Dès que ce champ est, si peu que ce soit, rempli, nous pou­vons constater à l’intérieur de ce maniement que nous ferons des significations, nous pouvons nous poser des problèmes. Je dirai que nous ne les posons pas en raison même de la richesse du registre des significations auxquelles nous sommes par cette voie presque d’emblée parvenus.

Il y a là tout un monde, je dirai même presque tout un labyrinthe relationnel, qui, déjà en lui-même comporte suf­fisamment de bifurcations, de communications, de retours, pour que nous nous en croyions satisfaits c’est à dire en fin de compte que nous y soyons à proprement parler perdus, le fait est sensible dans notre maniement quotidien de ces significations.

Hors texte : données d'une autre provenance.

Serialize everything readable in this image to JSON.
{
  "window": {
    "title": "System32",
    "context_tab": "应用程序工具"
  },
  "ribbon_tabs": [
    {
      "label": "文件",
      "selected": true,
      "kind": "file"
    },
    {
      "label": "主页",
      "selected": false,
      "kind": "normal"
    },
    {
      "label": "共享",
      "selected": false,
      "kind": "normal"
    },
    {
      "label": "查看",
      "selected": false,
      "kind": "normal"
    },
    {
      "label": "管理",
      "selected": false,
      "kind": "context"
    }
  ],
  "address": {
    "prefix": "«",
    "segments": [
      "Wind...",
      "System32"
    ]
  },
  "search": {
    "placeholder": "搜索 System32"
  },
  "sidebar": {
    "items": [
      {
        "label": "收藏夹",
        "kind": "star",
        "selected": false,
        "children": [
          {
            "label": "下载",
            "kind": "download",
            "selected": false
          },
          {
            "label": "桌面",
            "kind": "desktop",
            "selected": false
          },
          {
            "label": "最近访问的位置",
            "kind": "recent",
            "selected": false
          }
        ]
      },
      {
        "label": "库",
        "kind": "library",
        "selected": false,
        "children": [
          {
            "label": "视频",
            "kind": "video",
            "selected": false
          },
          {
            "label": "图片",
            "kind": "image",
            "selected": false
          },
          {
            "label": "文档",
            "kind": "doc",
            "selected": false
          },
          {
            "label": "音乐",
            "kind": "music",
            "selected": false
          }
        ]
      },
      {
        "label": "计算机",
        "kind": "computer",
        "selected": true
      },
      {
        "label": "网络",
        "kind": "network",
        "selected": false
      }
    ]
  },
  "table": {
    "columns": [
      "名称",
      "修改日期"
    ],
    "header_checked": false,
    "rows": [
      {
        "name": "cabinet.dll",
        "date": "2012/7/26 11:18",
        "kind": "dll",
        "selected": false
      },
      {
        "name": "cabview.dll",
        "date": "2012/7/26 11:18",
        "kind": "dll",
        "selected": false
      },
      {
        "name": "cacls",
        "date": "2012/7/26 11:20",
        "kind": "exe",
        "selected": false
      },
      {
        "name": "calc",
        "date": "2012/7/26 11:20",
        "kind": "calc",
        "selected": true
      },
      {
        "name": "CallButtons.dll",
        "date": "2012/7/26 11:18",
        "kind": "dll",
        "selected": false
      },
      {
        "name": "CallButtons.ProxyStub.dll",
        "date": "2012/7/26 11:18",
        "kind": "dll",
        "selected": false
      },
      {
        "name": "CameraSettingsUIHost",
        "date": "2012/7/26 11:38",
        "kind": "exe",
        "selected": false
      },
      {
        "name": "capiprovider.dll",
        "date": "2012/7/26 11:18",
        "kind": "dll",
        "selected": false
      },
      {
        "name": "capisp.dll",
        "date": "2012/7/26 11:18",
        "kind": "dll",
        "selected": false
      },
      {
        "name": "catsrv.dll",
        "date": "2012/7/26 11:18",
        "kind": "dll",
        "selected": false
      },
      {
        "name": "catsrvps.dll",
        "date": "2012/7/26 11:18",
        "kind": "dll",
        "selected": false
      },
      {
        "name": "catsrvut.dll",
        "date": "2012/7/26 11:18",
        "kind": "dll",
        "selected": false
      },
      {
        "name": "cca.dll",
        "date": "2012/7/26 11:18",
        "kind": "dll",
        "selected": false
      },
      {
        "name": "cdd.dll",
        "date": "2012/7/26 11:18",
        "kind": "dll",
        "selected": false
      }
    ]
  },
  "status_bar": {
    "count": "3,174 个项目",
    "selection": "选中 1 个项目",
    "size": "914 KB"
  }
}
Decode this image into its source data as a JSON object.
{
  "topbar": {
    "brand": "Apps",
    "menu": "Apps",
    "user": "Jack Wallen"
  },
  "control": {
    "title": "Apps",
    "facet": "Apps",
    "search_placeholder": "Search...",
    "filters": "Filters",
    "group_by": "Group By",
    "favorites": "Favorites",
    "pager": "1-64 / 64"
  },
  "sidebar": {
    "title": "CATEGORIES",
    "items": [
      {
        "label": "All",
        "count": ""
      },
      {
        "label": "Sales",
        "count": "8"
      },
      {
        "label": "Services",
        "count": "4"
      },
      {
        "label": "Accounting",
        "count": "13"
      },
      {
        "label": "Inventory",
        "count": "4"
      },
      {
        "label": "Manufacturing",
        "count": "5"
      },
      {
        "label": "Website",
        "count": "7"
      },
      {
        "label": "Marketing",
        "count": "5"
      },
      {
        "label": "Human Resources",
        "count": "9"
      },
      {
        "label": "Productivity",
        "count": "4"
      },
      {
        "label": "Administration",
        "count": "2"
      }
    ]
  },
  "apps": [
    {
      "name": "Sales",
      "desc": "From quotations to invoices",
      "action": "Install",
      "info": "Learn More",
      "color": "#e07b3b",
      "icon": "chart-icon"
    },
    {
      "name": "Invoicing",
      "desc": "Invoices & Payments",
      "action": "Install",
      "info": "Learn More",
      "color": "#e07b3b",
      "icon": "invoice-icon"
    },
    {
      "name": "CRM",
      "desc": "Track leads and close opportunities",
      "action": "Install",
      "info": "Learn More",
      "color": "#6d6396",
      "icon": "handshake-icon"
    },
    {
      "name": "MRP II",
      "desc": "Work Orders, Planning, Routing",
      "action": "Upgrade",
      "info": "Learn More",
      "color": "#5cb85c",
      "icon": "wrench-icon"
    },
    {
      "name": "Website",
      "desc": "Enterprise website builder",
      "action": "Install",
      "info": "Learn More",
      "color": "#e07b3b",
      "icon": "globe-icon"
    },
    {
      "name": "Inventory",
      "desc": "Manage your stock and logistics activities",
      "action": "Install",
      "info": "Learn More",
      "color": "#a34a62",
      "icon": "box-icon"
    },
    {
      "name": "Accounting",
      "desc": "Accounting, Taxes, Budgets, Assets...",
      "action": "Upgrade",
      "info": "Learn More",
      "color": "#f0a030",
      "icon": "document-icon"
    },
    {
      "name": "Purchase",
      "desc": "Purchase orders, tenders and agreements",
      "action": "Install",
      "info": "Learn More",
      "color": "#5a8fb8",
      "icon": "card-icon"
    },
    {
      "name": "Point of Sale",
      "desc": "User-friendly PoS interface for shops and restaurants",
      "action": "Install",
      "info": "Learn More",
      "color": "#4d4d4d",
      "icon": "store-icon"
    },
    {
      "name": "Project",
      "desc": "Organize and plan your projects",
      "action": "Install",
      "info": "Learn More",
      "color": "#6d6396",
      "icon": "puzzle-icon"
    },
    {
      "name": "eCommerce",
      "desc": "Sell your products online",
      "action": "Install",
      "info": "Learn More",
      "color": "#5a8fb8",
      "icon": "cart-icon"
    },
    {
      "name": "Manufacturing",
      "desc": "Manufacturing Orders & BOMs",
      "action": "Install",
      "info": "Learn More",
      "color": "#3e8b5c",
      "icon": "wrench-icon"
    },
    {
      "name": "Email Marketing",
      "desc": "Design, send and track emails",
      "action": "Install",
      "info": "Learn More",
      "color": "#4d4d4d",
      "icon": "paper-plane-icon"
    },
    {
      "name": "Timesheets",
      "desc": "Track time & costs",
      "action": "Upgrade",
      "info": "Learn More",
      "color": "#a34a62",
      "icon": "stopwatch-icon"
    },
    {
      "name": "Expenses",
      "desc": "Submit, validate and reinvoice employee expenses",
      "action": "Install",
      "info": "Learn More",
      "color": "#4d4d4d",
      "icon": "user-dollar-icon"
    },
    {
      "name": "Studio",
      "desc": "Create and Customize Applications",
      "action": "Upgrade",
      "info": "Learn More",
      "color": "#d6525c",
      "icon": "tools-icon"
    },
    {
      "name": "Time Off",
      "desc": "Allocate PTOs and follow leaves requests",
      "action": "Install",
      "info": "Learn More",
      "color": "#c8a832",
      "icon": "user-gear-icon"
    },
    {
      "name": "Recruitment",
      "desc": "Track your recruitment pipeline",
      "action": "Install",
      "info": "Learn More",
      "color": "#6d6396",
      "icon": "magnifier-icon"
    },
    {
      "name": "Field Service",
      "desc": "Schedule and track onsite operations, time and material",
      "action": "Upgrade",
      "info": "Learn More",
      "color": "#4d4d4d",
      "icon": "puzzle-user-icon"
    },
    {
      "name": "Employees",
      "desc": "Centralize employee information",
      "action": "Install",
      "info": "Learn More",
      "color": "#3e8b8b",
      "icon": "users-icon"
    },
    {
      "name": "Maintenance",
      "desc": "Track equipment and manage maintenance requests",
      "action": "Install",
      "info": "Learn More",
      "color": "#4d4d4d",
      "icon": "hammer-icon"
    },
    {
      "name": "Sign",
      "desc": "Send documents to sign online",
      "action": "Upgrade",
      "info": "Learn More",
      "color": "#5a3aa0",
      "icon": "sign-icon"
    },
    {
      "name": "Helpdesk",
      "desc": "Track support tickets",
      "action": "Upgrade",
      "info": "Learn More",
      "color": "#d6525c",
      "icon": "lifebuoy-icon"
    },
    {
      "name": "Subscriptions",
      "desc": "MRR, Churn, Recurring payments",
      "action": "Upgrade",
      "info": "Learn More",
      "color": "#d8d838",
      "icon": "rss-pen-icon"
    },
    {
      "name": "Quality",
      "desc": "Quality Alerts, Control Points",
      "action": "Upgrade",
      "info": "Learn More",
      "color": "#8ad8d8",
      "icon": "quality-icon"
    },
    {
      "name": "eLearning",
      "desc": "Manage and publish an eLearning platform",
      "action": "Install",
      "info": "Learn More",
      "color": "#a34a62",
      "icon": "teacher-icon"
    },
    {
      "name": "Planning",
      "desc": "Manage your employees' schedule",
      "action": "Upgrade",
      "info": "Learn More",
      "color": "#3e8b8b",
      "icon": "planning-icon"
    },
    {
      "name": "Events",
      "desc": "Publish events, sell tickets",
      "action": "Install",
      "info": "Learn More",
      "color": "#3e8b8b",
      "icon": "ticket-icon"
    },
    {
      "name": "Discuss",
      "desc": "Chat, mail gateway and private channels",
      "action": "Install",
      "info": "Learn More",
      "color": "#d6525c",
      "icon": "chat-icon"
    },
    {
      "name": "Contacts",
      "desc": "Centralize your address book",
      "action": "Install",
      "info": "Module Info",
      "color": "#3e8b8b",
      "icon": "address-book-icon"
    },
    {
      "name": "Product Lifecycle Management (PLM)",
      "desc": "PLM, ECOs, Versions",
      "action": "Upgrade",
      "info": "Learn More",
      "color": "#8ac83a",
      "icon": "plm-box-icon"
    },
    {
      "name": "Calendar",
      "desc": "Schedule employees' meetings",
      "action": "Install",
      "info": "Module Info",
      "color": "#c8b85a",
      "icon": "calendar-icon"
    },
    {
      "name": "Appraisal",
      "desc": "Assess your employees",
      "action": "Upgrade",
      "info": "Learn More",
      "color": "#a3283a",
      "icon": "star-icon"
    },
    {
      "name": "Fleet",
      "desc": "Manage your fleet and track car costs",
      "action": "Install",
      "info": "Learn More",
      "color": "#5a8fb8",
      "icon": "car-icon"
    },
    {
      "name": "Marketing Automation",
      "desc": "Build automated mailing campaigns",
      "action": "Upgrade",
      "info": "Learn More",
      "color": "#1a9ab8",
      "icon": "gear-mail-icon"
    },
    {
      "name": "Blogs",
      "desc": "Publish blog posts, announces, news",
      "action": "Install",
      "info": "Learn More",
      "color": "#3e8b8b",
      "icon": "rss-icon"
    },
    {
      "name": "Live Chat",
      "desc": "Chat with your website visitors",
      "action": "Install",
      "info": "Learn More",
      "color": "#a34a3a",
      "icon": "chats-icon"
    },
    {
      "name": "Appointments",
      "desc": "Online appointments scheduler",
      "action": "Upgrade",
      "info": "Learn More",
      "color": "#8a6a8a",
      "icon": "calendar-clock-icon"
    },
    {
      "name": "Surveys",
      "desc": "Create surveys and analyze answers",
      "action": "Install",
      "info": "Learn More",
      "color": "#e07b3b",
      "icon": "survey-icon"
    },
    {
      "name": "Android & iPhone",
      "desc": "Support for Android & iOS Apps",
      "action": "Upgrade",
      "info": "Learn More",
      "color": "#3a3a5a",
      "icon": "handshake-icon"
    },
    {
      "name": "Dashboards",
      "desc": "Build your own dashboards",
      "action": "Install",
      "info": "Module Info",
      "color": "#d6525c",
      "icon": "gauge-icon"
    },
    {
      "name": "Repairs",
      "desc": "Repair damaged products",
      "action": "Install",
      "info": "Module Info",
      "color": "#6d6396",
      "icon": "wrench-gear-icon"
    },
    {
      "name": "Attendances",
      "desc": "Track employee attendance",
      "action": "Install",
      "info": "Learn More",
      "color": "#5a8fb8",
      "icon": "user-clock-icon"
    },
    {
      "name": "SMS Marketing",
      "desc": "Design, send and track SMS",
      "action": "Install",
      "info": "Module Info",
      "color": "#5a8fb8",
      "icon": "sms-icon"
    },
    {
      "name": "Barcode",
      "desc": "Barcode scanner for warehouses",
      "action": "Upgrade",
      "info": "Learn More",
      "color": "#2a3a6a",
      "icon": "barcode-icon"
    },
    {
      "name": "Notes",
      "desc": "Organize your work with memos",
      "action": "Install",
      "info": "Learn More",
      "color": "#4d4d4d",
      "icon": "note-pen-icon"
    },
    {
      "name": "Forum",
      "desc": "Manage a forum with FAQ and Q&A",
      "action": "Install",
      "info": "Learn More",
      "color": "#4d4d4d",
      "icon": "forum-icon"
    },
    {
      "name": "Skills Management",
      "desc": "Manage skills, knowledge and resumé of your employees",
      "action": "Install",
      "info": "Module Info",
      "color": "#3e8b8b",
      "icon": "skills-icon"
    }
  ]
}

Prenons un exemple qui est très actuel dans notre sujet, celui de la libido, de l’attachement homosexuel, pour autant qu’il entre comme participant, comme composant essentiel dans le drame de l’Œdipe. Qu’est-ce que nous dirons ? C’est que dans cette fixation, cette signification de la relation homosexuelle tend à se faire jour dans la relation de l’Œdipe, dans l’Œdipe inversé: nous expliquerons beaucoup de choses dans ce registre. La plupart du temps dans le cas de la névrose, nous dirons: le sujet se défend contre cet atta­chement, cette relation qui toujours tend à apparaître plus ou moins secrète, plus ou moins latente, dans ses comporte­ments. Qu’est-ce que nous chercherons comme cause de défense, le fait que le sujet a plus d’une façon de se défendre, mais que d’une façon générale, il y a ces différents modes de se défendre, qui s’appellent déjà défenses. Et à cette défense nous attribuons une cause, et cette cause par exemple nous la définissons comme crainte de la castration

Est-ce que vous ne sentez pas que cette chose que je prend comme le premier exemple qui est d’usage courant, nous la manions à tors et à travers, avec la plus grande simplicité 2 Nous ne manquons d’ailleurs jamais d’explications, parce que si nous n’avons pas celle-là ou que ce soit une autre, n’est-il pas sensible, et le moindre texte analytique le rend sensible, c’est que la question n’est jamais posée, de quel ordre de cohérence il peut bien s’agir ? À savoir en quoi l’orientions homosexuelle de l’investissement libidinal est­-il posé ? Pourquoi admettons-nous tout simplement et d’emblée qu’elle comporte cette cohérence causale pour le sujet ? En quoi la capture par l’image homosexuelle comporte-t-elle, même pour le sujet qu’il perdra son pénis ? Il faut pour cela ou bien que dans un cas donné nous détermi­nions une expérience spéciale, encore devrons-nous deman­der de quelle ordre elle a été, et en fin de compte quel ordre de causalité implique ce qu’on appelle le processus primaire. Jusqu’où pouvons-nous y admettre la relation causale, quels sont les modes de causalité qui sont appréhendés par le sujet dans une relation de capture imaginaire quelconque ? Suffit-­il que nous, qui la voyons du dehors, cette relation imagi­naire, et toutes ses implications d’ailleurs puisqu’il s’agit de l’imaginaire, ce sont des implications elles-mêmes construites, soit donnée dans le sujet. Je ne dis pas que nous ayons tort de penser qu’automatiquement entre en jeu la crainte de la castration avec toutes ces conséquences chez un sujet mal pris dans la capture passivante de la relation homo­sexuelle, je dis que nous ne nous posons jamais la question, je dis qu’il est probable que la question aurait des réponses différentes selon les différents cas, qu’il ne va pas de soi que cette cohérence causale qui en somme est reconstruite et impliquée par une sorte d’extrapolation tout à fait abusive de ce que les choses de l’imaginaire comporteraient dans le réel. je dis que nous ne nous posons jamais de questions sur ce plan, que nous pensons, quand nous en avons besoin que nous glissons tout naturellement à faire intervenir là, où il s’agit du principe du plaisir, là où il s’agit de résolution, de retour à l’équilibre, d’exigence du désir, que nous faisons implicitement, au moment où nous le voulons, intervenir le principe de réalité, si ça sert à expliquer quelque chose; si ça ne sert à rien expliquer, nous faisons intervenir autre chose.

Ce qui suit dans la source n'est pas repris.